Deferred tax is recognised, on timing differences, being the difference
between taxable income and accounting income that originate in one
period and are capable of reversal in one or more subsequent periods.
(o) Intangible assets
Product Development Cost
Product Development Cost incurred on new vehicles platforms, variants
on existing platforms and new vehicles aggregates are recognized as
intangible assets and are included under fixed assets. These amounts
are amortized over sixty months from the commencement of commercial
production i.e. from June 1, 2009.
(p) Impairment
The carrying amounts of assets are reviewed at each balance sheet date
if there are impairment indicator. An impairment loss is recognized
wherever the carrying amount of an asset exceeds its recoverable
amount. The recoverable amount is the greater of the assets net
selling price and value in use.
After impairment, depreciation is provided on the revised carrying
amount of the asset over its remaining useful life.

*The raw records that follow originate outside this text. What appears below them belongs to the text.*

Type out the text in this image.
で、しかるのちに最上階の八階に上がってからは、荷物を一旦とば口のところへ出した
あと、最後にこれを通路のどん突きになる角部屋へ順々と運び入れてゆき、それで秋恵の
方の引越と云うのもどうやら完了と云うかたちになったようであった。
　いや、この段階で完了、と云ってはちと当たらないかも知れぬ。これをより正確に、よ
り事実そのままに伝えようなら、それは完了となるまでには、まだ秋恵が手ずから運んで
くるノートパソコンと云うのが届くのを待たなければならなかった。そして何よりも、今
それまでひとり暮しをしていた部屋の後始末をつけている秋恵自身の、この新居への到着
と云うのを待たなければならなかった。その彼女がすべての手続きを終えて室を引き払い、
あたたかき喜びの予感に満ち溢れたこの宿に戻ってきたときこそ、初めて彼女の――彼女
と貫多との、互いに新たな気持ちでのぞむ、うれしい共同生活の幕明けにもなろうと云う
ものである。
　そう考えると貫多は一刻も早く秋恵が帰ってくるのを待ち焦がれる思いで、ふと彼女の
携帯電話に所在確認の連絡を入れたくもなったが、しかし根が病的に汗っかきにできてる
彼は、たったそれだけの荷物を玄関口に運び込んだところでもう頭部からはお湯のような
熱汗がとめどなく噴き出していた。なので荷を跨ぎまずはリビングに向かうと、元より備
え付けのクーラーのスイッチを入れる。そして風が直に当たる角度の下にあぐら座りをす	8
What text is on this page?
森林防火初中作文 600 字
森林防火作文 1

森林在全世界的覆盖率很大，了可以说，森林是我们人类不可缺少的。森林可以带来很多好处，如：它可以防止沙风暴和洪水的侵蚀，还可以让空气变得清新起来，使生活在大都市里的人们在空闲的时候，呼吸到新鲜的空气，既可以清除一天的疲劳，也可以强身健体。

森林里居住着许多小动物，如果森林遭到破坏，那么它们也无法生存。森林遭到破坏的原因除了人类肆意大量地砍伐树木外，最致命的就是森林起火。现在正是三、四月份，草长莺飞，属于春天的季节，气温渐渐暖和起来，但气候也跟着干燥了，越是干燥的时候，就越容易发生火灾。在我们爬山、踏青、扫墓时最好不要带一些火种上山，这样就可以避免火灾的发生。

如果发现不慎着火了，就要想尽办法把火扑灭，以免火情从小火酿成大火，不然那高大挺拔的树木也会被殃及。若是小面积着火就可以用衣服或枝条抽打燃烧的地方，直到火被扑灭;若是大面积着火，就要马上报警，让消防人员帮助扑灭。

A previously recognised impairment loss is increased or decreased based
on reassessment of recoverable amount, which is carried out if the
change is significant. However the carrying value after reversal is not
increased beyond the carrying value that would have prevailed by
charging usual depreciation if there was no impairment.
(q) Provisions
A provision is recognised when an enterprise has a present obligation
as a result of past event; it is probable that an outflow of resources
will be required to settle the obligation, in respect of which a
reliable estimate can be made. Provision are not discounted to its
present value and are determined based on best estimate required to
settle the obligation at the balance sheet date. These are reviewed at
each balance sheet date and adjusted to reflect the current best
estimates.
(r) Product Warranty Expenses
The estimated liability for product warranties is recorded when
products are sold. These estimates are established using historical
information on the nature, frequency and average cost of warranty
claims and management estimates regarding possible future incidence
based on corrective actions on product failures. However any risk
covered by insurance policy premium paid on such policy are charged to
revenue in the year in which it is incurred.